Many animals taken for school dissections, especially fetal pigs, are by-products of the meat industry. Almost all of the pigs slaughtered for human consumption are raised in crowded, confined conditions. Not only are their lives substantially shortened, but they are also deprived of space, fresh air, and fresh forage. The fetuses used for dissections are taken from pregnant sows at the slaughterhouse (Humane Society paragraph 4).

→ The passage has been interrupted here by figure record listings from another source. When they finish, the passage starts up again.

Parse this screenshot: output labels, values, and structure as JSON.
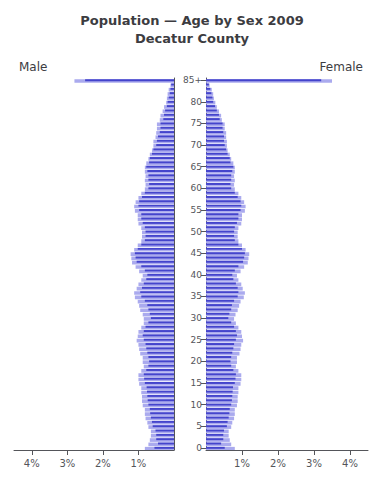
{
  "chart_data": [
    {
      "type": "bar",
      "orientation": "horizontal",
      "title": "Population — Age by Sex 2009\nDecatur County",
      "subtitle": "Male",
      "categories": [
        "0",
        null,
        null,
        null,
        null,
        "5",
        null,
        null,
        null,
        null,
        "10",
        null,
        null,
        null,
        null,
        "15",
        null,
        null,
        null,
        null,
        "20",
        null,
        null,
        null,
        null,
        "25",
        null,
        null,
        null,
        null,
        "30",
        null,
        null,
        null,
        null,
        "35",
        null,
        null,
        null,
        null,
        "40",
        null,
        null,
        null,
        null,
        "45",
        null,
        null,
        null,
        null,
        "50",
        null,
        null,
        null,
        null,
        "55",
        null,
        null,
        null,
        null,
        "60",
        null,
        null,
        null,
        null,
        "65",
        null,
        null,
        null,
        null,
        "70",
        null,
        null,
        null,
        null,
        "75",
        null,
        null,
        null,
        null,
        "80",
        null,
        null,
        null,
        null,
        "85+"
      ],
      "series": [
        {
          "color": "#aaaaee",
          "values": [
            0.82,
            0.72,
            0.68,
            0.65,
            0.65,
            0.72,
            0.75,
            0.8,
            0.82,
            0.82,
            0.88,
            0.9,
            0.9,
            0.92,
            0.92,
            0.98,
            1.0,
            1.0,
            0.92,
            0.85,
            0.88,
            0.88,
            0.95,
            0.98,
            1.0,
            1.05,
            1.02,
            1.0,
            0.92,
            0.85,
            0.85,
            0.88,
            0.95,
            0.98,
            1.02,
            1.1,
            1.12,
            1.05,
            1.0,
            0.92,
            0.88,
            0.98,
            1.08,
            1.18,
            1.2,
            1.22,
            1.12,
            1.02,
            0.92,
            0.9,
            0.9,
            0.92,
            1.0,
            1.02,
            1.02,
            1.1,
            1.12,
            1.08,
            1.0,
            0.92,
            0.82,
            0.8,
            0.82,
            0.8,
            0.82,
            0.82,
            0.78,
            0.72,
            0.68,
            0.62,
            0.58,
            0.58,
            0.52,
            0.5,
            0.48,
            0.48,
            0.4,
            0.38,
            0.32,
            0.28,
            0.22,
            0.2,
            0.18,
            0.15,
            0.1,
            2.8
          ]
        },
        {
          "color": "#4444cc",
          "values": [
            0.55,
            0.45,
            0.5,
            0.5,
            0.52,
            0.6,
            0.62,
            0.65,
            0.67,
            0.68,
            0.72,
            0.74,
            0.75,
            0.76,
            0.77,
            0.82,
            0.84,
            0.85,
            0.78,
            0.72,
            0.7,
            0.72,
            0.75,
            0.78,
            0.8,
            0.85,
            0.88,
            0.85,
            0.8,
            0.72,
            0.65,
            0.68,
            0.72,
            0.75,
            0.82,
            0.92,
            0.95,
            0.9,
            0.85,
            0.78,
            0.75,
            0.82,
            0.92,
            1.05,
            1.08,
            1.1,
            1.02,
            0.92,
            0.82,
            0.8,
            0.8,
            0.82,
            0.88,
            0.92,
            0.92,
            0.98,
            1.0,
            0.98,
            0.9,
            0.82,
            0.72,
            0.7,
            0.72,
            0.72,
            0.75,
            0.78,
            0.7,
            0.68,
            0.62,
            0.58,
            0.5,
            0.48,
            0.45,
            0.4,
            0.38,
            0.38,
            0.3,
            0.28,
            0.25,
            0.2,
            0.18,
            0.15,
            0.12,
            0.1,
            0.08,
            2.5
          ]
        }
      ],
      "xlim": [
        0,
        4.5
      ],
      "xticks": [
        {
          "value": 1,
          "label": "1%"
        },
        {
          "value": 2,
          "label": "2%"
        },
        {
          "value": 3,
          "label": "3%"
        },
        {
          "value": 4,
          "label": "4%"
        }
      ],
      "grid": false,
      "tick_labels": "x"
    },
    {
      "type": "bar",
      "orientation": "horizontal",
      "subtitle": "Female",
      "categories": [
        "0",
        null,
        null,
        null,
        null,
        "5",
        null,
        null,
        null,
        null,
        "10",
        null,
        null,
        null,
        null,
        "15",
        null,
        null,
        null,
        null,
        "20",
        null,
        null,
        null,
        null,
        "25",
        null,
        null,
        null,
        null,
        "30",
        null,
        null,
        null,
        null,
        "35",
        null,
        null,
        null,
        null,
        "40",
        null,
        null,
        null,
        null,
        "45",
        null,
        null,
        null,
        null,
        "50",
        null,
        null,
        null,
        null,
        "55",
        null,
        null,
        null,
        null,
        "60",
        null,
        null,
        null,
        null,
        "65",
        null,
        null,
        null,
        null,
        "70",
        null,
        null,
        null,
        null,
        "75",
        null,
        null,
        null,
        null,
        "80",
        null,
        null,
        null,
        null,
        "85+"
      ],
      "series": [
        {
          "color": "#aaaaee",
          "values": [
            0.8,
            0.7,
            0.66,
            0.63,
            0.63,
            0.7,
            0.73,
            0.78,
            0.8,
            0.8,
            0.86,
            0.88,
            0.88,
            0.9,
            0.9,
            0.96,
            0.98,
            0.98,
            0.9,
            0.83,
            0.86,
            0.86,
            0.93,
            0.96,
            0.98,
            1.03,
            1.0,
            0.98,
            0.9,
            0.83,
            0.78,
            0.82,
            0.88,
            0.92,
            0.96,
            1.05,
            1.08,
            1.02,
            0.98,
            0.9,
            0.86,
            0.96,
            1.06,
            1.16,
            1.18,
            1.2,
            1.1,
            1.0,
            0.9,
            0.88,
            0.88,
            0.9,
            0.98,
            1.0,
            1.0,
            1.08,
            1.1,
            1.06,
            0.98,
            0.9,
            0.8,
            0.78,
            0.8,
            0.78,
            0.8,
            0.8,
            0.76,
            0.7,
            0.66,
            0.6,
            0.58,
            0.58,
            0.56,
            0.56,
            0.52,
            0.52,
            0.44,
            0.42,
            0.36,
            0.3,
            0.26,
            0.22,
            0.2,
            0.16,
            0.1,
            3.5
          ]
        },
        {
          "color": "#4444cc",
          "values": [
            0.52,
            0.42,
            0.48,
            0.48,
            0.5,
            0.58,
            0.6,
            0.63,
            0.65,
            0.66,
            0.7,
            0.72,
            0.73,
            0.74,
            0.75,
            0.8,
            0.82,
            0.83,
            0.76,
            0.7,
            0.68,
            0.7,
            0.73,
            0.76,
            0.78,
            0.83,
            0.86,
            0.83,
            0.78,
            0.7,
            0.62,
            0.65,
            0.7,
            0.72,
            0.78,
            0.88,
            0.9,
            0.88,
            0.83,
            0.76,
            0.73,
            0.8,
            0.9,
            1.03,
            1.06,
            1.08,
            1.0,
            0.9,
            0.8,
            0.78,
            0.78,
            0.8,
            0.86,
            0.9,
            0.9,
            0.96,
            0.98,
            0.96,
            0.88,
            0.8,
            0.7,
            0.68,
            0.7,
            0.7,
            0.73,
            0.76,
            0.68,
            0.66,
            0.6,
            0.56,
            0.52,
            0.5,
            0.5,
            0.48,
            0.46,
            0.46,
            0.38,
            0.36,
            0.3,
            0.25,
            0.2,
            0.18,
            0.15,
            0.12,
            0.08,
            3.2
          ]
        }
      ],
      "xlim": [
        0,
        4.5
      ],
      "xticks": [
        {
          "value": 1,
          "label": "1%"
        },
        {
          "value": 2,
          "label": "2%"
        },
        {
          "value": 3,
          "label": "3%"
        },
        {
          "value": 4,
          "label": "4%"
        }
      ],
      "grid": false
    }
  ]
}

By continuing with animal dissections, school boards are promoting the mistreatment of the animals raised for the meat industry.

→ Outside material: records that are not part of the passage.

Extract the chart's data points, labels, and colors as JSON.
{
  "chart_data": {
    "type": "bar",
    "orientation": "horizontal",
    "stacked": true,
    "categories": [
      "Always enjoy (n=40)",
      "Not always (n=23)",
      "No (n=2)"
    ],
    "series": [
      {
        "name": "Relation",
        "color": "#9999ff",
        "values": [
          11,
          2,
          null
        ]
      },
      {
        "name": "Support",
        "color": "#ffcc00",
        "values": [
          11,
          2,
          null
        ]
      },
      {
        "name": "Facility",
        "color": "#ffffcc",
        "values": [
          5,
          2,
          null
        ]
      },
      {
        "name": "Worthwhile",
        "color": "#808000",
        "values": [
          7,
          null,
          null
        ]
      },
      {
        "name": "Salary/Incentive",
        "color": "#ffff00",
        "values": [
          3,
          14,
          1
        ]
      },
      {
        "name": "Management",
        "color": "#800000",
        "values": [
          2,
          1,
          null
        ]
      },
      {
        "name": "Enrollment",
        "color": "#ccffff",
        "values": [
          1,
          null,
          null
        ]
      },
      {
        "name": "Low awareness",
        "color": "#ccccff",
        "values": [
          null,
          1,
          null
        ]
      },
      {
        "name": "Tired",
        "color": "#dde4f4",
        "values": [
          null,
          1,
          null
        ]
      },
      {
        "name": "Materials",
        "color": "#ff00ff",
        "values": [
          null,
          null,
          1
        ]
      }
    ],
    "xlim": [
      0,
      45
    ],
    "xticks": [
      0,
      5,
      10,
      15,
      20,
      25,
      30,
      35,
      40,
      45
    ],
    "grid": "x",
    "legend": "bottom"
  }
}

Furthermore, animal dissections impact the environment negatively in other ways. Many of these animals are preserved in toxic chemicals such as formaldehyde. This compound is a carcinogen in humans. “The EPA has designated formaldehyde as a hazardous air pollutant, water pollutant, and waste constituent (NEAVES paragraph 8).”
It is not necessary for students to dissect animals in order to see what the insides of the animals look like. If a student were to pursue a career in a field where this is needed, they would have the opportunity to dissect human cadavers in a post-secondary environment. However, very few students who participate in these labs in high school will actually go down these career paths. In fact, dissections may even dissuade some from pursuing careers in science (PETA paragraph 4). The only thing that an animal dissection lab teaches students is that an animal’s life is disposable and unimportant.
This being said, buying animals for all biology classes can be quite costly. The cost for a high school dissection set can be over $1000.00. However, this is only a one-time purchase. Three years worth of frogs can cost about $1500.00, and for fetal pigs almost $3000.00. However, nowadays there are so many educational, interactive dissection programs that can be used instead, such as Digital Frog 2.5, V-FrogTM, DissectionWorks CatWorks, and many more (Animalearn). With the technologies and programs available in schools to aid with virtual dissections, the money spent on buying dissection sets can clearly be put to better use. These animals have a one-time use limit, and for it to have to suffer or die unnaturally for a high school biology lab is immoral.
Research has shown that a considerable amount of students are uncomfortable with the use of animals in dissection and experimentation (PETA Paragraph 4). Often times, there are not enough alternatives available for students, even though there are many programs widely accessible to schools. More than 25 published studies confirm that students using alternative methods of dissections learn just as well, if not better. This is because, with an alternative activity such as a virtual lab, it can be repeated, and has the ability to show continuous processes such as a beating heart (Humane Research Australia paragraph 7).
So why continue to promote the mistreatment of animals and spend thousands of dollars on something that doesn’t positively contribute to the high school curriculum or help students learn in any way?
"Animals in Education." New England Anti-Vivisection Society. N.p., n.d. Web. .
"A Cost Comparison Between Animal Dissection and Humane Educational Alternatives." Animalearn: Animals, Ethics, and Education. The Science Bank, n.d. Web. .
"Dissection: Lessons in Cruelty." PETA. People for the Ethical Treatment of Animals, n.d. Web. .
Kerry, Krigger. "Frog Dissections." Save the Frogs. N.p., n.d. Web.